Bangkok Post

Honda to pour $2.75 billion into GM’s self-driving car unit

- NICK CAREY PAUL LIENERT

WARREN, MICHIGAN: Honda Motor Co Ltd will invest $2.75 billion and take a 5.7% stake in General Motors Co’s Cruise self-driving vehicle unit, to jointly develop autonomous vehicles for deployment in ride services fleets around the world.

This comes months after Japan’s SoftBank Group Corp made a multibilli­on-dollar commitment to Cruise. That puts Cruise in a league with Alphabet Inc’s Waymo unit in terms of resources and aggressive plans to launch commercial services.

Honda has also been in talks with Waymo about a possible collaborat­ion for two years.

“While no deal has been announced, an agreement between the two to discuss integratin­g Waymo’s self-driving technology into Honda vehicles still stands,’’ a spokeswoma­n for the automaker told Reuters.

Honda, which has lagged many of its rivals in developing self-driving vehicles, “is paying $750 million upfront for the equity stake in GM’s Cruise and will contribute another $2 billion over 12 years in developmen­t work and fees,’’ the companies said on Wednesday.

The deal calls for Honda to provide engineerin­g expertise, and extends cooperatio­n between the pair in a technology that has enormous costs and risk but no marketread­y products.

In a blog post early on Wednesday, Cruise chief executive and co-founder Kyle Vogt joked: “Honda is joining the party. They’re bringing chips, dip, and $2.75 billion.”

Vogt told Reuters that Cruise and Honda would design a vehicle intended to be autonomous rather than the modified sedan with a steering wheel and driver controls that it is working on.

“We’re still shooting for 2019 to have the first version or first wave of vehicles that come out on our own platform. This is what comes after that,” he said.

Honda’s investment boosts the value of Cruise to $14.6 billion, about a third of GM’s $48 billion market cap.

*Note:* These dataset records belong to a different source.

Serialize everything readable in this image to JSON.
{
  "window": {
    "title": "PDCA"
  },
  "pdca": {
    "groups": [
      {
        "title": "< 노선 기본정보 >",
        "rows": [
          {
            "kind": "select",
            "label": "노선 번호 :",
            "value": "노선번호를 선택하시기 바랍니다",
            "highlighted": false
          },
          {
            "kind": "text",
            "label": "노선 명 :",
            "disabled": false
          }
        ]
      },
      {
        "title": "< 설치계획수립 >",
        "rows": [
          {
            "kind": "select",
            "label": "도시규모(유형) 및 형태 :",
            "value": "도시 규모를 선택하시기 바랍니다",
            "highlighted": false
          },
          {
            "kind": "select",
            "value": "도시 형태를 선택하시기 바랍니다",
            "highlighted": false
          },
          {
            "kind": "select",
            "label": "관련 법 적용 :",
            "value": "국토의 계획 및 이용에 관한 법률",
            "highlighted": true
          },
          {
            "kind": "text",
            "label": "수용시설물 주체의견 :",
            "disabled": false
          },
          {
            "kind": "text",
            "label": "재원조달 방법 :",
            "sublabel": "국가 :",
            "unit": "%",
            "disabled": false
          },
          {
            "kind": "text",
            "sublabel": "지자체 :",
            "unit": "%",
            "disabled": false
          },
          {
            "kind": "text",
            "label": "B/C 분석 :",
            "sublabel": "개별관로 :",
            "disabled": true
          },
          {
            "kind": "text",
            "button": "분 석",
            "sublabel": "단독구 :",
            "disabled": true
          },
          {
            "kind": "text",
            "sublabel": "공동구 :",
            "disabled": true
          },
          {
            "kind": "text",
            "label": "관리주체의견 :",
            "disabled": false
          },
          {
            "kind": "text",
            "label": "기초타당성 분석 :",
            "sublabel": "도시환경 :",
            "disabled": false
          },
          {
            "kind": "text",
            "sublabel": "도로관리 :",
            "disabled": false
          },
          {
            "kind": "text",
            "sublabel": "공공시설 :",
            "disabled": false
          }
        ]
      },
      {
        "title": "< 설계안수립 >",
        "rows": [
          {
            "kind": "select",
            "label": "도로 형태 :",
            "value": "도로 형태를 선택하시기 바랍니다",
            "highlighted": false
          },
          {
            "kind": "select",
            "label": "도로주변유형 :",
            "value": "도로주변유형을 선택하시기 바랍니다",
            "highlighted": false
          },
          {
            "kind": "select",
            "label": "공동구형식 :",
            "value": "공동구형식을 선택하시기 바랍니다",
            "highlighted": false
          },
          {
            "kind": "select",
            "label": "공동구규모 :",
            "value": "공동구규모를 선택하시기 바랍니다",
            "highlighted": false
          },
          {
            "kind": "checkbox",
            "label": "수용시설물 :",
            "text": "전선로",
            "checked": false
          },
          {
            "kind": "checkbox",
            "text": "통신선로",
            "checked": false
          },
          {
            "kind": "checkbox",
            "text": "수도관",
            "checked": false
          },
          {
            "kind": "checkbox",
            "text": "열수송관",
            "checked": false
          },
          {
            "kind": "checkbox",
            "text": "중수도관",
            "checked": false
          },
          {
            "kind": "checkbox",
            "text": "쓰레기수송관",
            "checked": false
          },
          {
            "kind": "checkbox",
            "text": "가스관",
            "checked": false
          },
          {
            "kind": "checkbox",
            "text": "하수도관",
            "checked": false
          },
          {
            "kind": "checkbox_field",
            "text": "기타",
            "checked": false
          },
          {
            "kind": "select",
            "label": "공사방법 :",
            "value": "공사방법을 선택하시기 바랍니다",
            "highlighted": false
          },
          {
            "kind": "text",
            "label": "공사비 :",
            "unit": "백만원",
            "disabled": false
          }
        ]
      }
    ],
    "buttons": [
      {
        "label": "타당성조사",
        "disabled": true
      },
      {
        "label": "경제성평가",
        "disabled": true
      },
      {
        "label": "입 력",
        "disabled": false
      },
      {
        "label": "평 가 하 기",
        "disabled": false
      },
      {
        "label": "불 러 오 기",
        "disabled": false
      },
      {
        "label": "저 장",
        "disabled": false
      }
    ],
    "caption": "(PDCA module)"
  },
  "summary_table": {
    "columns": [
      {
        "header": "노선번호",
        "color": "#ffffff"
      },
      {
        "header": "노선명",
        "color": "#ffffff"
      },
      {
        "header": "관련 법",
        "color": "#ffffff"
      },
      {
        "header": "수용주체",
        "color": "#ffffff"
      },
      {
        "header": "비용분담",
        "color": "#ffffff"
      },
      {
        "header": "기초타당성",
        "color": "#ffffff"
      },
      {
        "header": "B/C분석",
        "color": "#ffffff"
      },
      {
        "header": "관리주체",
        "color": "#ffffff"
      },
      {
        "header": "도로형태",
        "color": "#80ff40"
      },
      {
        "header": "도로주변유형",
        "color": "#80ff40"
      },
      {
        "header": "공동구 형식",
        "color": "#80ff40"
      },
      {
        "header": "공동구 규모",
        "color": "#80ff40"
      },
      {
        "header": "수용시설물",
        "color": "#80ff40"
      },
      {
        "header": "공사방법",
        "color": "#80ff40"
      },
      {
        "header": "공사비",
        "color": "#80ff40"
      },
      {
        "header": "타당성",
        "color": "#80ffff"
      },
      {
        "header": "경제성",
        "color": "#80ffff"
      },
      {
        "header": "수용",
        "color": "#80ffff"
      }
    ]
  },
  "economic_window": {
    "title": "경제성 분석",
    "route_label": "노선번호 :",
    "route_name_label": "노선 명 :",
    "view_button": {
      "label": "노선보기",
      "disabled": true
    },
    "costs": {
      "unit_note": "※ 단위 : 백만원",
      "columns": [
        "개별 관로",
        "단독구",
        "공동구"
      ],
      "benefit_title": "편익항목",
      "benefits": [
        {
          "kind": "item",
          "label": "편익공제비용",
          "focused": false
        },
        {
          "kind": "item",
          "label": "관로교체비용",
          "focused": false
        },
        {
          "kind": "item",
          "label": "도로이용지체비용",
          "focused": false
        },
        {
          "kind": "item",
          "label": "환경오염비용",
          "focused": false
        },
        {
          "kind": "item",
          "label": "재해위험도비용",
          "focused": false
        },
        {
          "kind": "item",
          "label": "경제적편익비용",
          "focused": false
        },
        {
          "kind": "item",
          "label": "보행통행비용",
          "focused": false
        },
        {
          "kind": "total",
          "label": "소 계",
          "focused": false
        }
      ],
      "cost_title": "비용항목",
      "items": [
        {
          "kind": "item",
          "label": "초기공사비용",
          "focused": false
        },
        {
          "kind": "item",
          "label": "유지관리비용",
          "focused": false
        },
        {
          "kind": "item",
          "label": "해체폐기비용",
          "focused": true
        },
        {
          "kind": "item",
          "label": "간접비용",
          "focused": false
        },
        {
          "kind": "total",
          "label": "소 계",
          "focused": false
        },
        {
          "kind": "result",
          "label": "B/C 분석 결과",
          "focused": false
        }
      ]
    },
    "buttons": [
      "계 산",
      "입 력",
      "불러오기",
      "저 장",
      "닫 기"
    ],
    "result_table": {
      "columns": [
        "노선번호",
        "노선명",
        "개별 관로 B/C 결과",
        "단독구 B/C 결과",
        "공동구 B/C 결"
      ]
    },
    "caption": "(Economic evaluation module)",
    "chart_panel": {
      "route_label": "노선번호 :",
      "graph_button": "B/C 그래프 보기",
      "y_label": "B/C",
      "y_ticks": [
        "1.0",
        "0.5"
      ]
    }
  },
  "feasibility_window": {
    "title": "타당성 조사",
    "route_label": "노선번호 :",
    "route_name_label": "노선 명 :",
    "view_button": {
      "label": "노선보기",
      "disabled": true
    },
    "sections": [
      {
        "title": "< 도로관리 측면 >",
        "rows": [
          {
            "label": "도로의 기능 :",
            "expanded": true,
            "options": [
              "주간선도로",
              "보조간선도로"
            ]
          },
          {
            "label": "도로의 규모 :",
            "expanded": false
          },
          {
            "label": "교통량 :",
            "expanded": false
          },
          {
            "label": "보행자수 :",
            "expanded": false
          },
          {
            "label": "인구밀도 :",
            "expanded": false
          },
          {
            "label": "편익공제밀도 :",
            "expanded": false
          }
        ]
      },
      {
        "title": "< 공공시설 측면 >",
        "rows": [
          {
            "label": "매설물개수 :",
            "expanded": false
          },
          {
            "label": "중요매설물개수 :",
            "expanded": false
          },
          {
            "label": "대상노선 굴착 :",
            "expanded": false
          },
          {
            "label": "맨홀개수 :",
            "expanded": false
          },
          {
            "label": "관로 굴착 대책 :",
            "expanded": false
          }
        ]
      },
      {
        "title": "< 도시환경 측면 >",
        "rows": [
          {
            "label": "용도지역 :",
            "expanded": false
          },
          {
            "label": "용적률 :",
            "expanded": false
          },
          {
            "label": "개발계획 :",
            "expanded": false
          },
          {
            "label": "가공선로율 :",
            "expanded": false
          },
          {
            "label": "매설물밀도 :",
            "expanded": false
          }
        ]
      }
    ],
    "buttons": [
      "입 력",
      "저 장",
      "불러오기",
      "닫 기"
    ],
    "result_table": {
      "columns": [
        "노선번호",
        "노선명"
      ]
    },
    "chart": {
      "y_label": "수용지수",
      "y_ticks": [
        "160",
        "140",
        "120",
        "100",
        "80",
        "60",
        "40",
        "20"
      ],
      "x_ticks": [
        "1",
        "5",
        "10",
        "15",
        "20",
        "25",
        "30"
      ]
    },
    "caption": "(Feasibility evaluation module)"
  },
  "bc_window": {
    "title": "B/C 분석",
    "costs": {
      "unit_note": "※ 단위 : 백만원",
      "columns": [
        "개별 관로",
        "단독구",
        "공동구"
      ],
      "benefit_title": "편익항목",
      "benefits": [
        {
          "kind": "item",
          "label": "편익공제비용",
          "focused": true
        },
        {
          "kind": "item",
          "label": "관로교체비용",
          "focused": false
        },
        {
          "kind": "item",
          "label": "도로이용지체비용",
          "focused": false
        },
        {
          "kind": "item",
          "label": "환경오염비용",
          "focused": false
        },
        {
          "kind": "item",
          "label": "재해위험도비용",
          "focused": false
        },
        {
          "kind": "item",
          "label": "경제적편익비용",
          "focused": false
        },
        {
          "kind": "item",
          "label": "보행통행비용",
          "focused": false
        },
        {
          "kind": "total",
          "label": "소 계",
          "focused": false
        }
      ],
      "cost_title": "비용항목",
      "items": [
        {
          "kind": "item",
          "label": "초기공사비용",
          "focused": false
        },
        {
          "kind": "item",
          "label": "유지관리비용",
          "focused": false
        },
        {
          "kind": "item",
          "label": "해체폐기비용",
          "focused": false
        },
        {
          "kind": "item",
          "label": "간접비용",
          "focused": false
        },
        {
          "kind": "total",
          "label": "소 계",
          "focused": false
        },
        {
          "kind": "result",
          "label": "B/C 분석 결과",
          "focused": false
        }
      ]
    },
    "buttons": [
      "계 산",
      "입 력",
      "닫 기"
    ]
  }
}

GM acquired the San Francisco-based startup in March 2016 for a reported $1 billion.

By comparison, analysts have pegged the value of Waymo as high as $175 billion.

In a media briefing on Wednesday, GM president Dan Ammann said 2019 “remains the goal for GM Cruise to launch a self-driving ride services fleet.’’

“The longstandi­ng relationsh­ip we have with Honda will allow us to move very quickly in ramping up our efforts.”

In January, GM filed a petition seeking US approval for a fully self-driving car, one without a steering wheel, brake pedal or accelerato­r pedal, to enter the automaker’s first commercial ride-sharing fleet in 2019.

Ammann declined on Wednesday to provide a more specific timeline for the vehicle.

“GM has been very selective in its approach to investors in Cruise and we will evaluate other investment opportunit­ies as they come along,” he said.

Ammann later told analysts: “We’re moving as quickly as we can to get to the point where we can initially deploy the technology and then scale it ... This is an effort that requires very, very significan­t resources to pull off.”

He said Honda would contribute its engineerin­g know-how and would help Cruise build a global ride services business.

“This investment is based on a shared vision and their (GM’s and Cruise’s) superior technologi­es in this area,” Honda said

Cruise has a test fleet of more than 100 self-driving versions of the Chevrolet Bolt, rebadged as Cruise AV.